On Loneliness
It’s 1:38 am.
I’m sitting in a hotel room just east of Downtown Portland.
I booked it for $15 using the Expedia Best Rate Guarantee travel hack. By the looks of the room, I wouldn’t pay that much more than that.
I went out with some friends tonight to Sinferno, a burlesque/variety show in a Portland bar. There were dozens of lonely men in the audience. I could literally feel their desperation as they longingly glared at the go-go dancers on stage.
Mesmerized by the undulating torsos and gyrating hips, they failed to notice the dozens of single women in the crowd as well. Some of them were more attractive than the girls on stage. And they were just dying for a man to approach them and make their life more interesting.
But the men didn’t approach, so both left home lonely. Disappointed, frustrated, and with a belly full of alcohol and two slices of cheese pizza.
As I walked to my car, several homeless men asked me for money. I give dollars and spare change to them a lot more than I used to. But there’s not enough cash in my pocket to give to all of them.
There’s a lot of pain in Downtown Portland. It seems like on every corner there are at least a couple of homeless people asking for spare change, smoking cigarettes, or sharing a meal that someone donated to them one way or another.
I couldn’t even imagine the depths of their loneliness. The feeling of always needing to rely on the generosity of other human beings to gather up a few dollars for a hamburger or a gyro.
With a mix of anger, sadness, and a always present state of “fight or flight,” they wander around the streets. I get into my car which has over half of my material possessions in it.
As I get in my car, I see a man sleeping on the concrete under an awning. It breaks my heart.
Earlier tonight in the bar, I shared a story of love lost with another digital nomad friend of mine. He’s gone through similar experiences and several of my other nomad friends have as well.
To the outside world, we share the pictures from the nightclubs of Colombia, the mountains of Norway, and the jungles of Mexico.

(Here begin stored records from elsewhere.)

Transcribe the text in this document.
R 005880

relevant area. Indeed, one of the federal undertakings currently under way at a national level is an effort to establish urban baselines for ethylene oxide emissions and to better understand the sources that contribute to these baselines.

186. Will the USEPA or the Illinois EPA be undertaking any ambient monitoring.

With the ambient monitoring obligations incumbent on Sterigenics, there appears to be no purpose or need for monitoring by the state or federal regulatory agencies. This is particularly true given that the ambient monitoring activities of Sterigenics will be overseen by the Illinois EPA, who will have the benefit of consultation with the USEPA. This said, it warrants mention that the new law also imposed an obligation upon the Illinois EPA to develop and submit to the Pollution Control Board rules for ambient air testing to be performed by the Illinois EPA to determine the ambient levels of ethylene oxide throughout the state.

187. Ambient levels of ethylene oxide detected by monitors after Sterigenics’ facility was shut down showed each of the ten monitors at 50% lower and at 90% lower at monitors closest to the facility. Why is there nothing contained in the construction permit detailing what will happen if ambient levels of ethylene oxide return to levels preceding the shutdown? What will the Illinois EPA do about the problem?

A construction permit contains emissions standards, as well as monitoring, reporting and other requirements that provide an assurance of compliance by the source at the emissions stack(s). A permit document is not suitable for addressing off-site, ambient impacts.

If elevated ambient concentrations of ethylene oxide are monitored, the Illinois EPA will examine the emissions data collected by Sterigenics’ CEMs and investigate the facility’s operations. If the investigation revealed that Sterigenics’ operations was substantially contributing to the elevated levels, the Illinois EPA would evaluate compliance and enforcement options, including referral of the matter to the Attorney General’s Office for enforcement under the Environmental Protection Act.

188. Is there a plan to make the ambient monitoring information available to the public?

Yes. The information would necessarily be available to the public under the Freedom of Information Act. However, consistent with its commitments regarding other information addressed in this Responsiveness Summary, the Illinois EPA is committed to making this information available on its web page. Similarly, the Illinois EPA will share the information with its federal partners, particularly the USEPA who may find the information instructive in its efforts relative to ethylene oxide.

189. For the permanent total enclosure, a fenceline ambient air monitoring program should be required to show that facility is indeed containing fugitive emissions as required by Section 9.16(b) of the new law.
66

But we don’t share the stories of the women we leave behind to continue on our travels. The ones we still love who are now married. The ones who want nothing to do with us now a month after we were saying “I Love You” to each other after a week of knowing each other. The one that a piece of us wants to call right now and say, “I’m giving this all up for you. Let’s make babies together.”
We don’t share the stories of the tear filled goodbyes, failed long distance relationships, and the lonely nights sleeping on a bunkbed in a hostel room with seven teenage boys from Australia.
But that comes with the territory. Stay celibate, have tons of casual sex, or try and do something in the middle.
Right now I’m leaning more towards the celibate. But it’s hard. The situation I mean.
Being 100% on purpose requires a good deal of sacrifice.
I recently studied with David Deida in one of his five day advanced intensives. The experience was so powerful that I haven’t been able to write about it. I won’t write about it. It’s beyond words.
Something he said in that intensive stuck with me.
“A side effect of growth is loneliness.”
It’s true. The more spiritual work I do, the smaller my dating pool gets. The less I want to do things that used to appeal to me. The less I want to get black out drunk and hit on women in bars.
The more I want to keep my mind and body clean to complete my life’s purpose. The more I write things on the Internet that repel more people than they attract. The more I’m content with sitting alone in a hotel room in Portland at 2:18am.
The more I follow my desires, the more I end up on the road less traveled.
I’m very rarely actually alone. My family by blood is small, but my family by choice is huge.
I can land in any major city now and have a place to stay, friends to have meals with, and dozens of kids and pets to cuddle with. And I don’t just stay with random people. I stay with some of the brightest minds on the Internet and for either a couple of days or a week I become one of the family.
I live in a TED talk. It’s absurd how rich my life is.
But tonight I’m alone.
In this godforsaken hotel room.
In this moment there’s a piece of me that wants to fill this hole with something.
In the past I’d text, email, or call a woman I was romantically involved with. Or I’d fill the whole with alcohol, drugs, or carne asada.
But tonight I’m just sitting with it. Sitting alone in this subpar hotel room in East Portland in my underwear writing this blog post.
But that’s where you come in. You’re keeping me company tonight. And tonight that is all I need to have a good night’s rest.
So thank you for being here.
I guess life on the road is not so lonely after all when the whole world is your pen pal.